他背脊貼著房間的門,認出蘇理的一瞬間,瞪大了眼,心里猛然對整個事情的前因后果明白了幾分,他看向蘇理的眼里是掩飾不住的憤怒和恨意:“原來是你!這一切都是你做的!”
他像是忽然一下來了力氣,憤怒和仇恨支撐著他無力的身體,讓他幾大步就竄到了蘇理的面前,伸手就要抓著蘇理的衣服,十指將蘇理平整的休閑服抓起幾道深深的皺褶。
對比他的憤怒和怨恨,蘇理面無表情的臉顯得沉浸得多。
他只是用手扣著付霖的手腕,幾乎沒怎么用力就將付霖的手反扣一下,只聽咯噔一聲,那抓著蘇理衣襟的手立刻軟下來,聳搭下來。手腕和手掌之間的骨骼在一瞬間脫了臼。
付霖疼得臉色發白,本以為蘇理看著瘦弱,卻不想有如此手段。
他抬首,蘇理冰冷得近乎機械得目光直直地看向他的眼底,蘇理的目光太過冰冷,面容雖然俊美,付霖卻沒有什么欣賞的心思。

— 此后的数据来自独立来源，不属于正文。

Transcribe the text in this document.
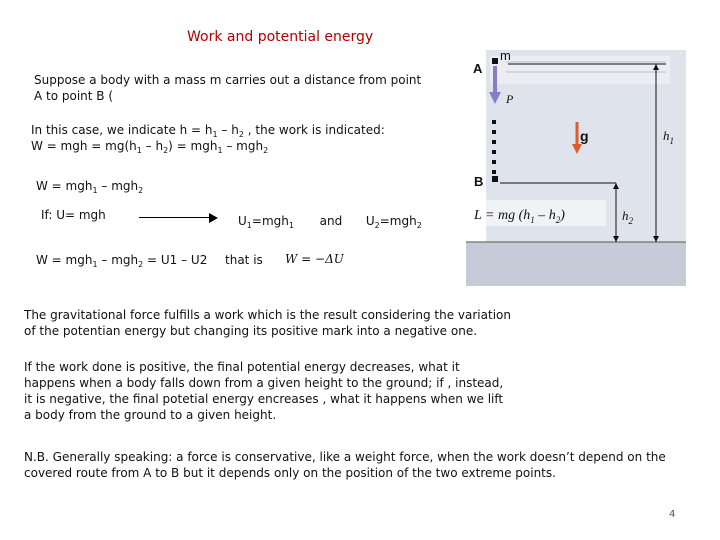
Work and potential energy
Suppose a body with a mass m carries out a distance from point
A to point B (
In this case, we indicate $h = h_1 - h_2$ , the work is indicated:
W = mgh = $mg(h_1 - h_2) = mgh_1 - mgh_2$
W = mgh$_1$ – mgh$_2$
If: U= mgh	$U_1=mgh_1$ and $U_2=mgh_2$
W = mgh$_1$ – mgh$_2$ = U1 – U2 that is W = −ΔU
The gravitational force fulfills a work which is the result considering the variation of the potentian energy but changing its positive mark into a negative one.
If the work done is positive, the final potential energy decreases, what it happens when a body falls down from a given height to the ground; if , instead, it is negative, the final potetial energy encreases , what it happens when we lift a body from the ground to a given height.
N.B. Generally speaking: a force is conservative, like a weight force, when the work doesn’t depend on the covered route from A to B but it depends only on the position of the two extreme points.
4
m
A
P
g
B
$h_1$
$h_2$
L = mg $(h_1 - h_2)$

就算是蘇理現在長得再好看,在付霖的眼里,都幾乎等于惡鬼一般。有一張好看面皮的惡鬼。
那目光,冷得像是一柄利劍,要殺人一般。
付霖明晃晃地從他眼里看出對自己生命得不在意。
他嚇得連慘叫都發不出來,剛才憤怒和怨恨支撐起的力氣仿佛在一瞬間從身體之中被抽走,讓他整個身體都軟癱在第,腿亂蹬著,朝著后面挪動。
那看著蘇理的模樣,驚懼地仿佛是在看一個拿著刀逼近的兇徒。
蘇理心里一點都不想理會他惡心人的表現。
他做了那么多,來到這里可不是來看看人這么簡單。
“蘇奕的戒指在哪里?”
他居高臨下地看著付霖,面容冰冷,頭頂白色的冷光打在他身上,卻打出臉部大片的陰影,更是襯得他面容冷峻。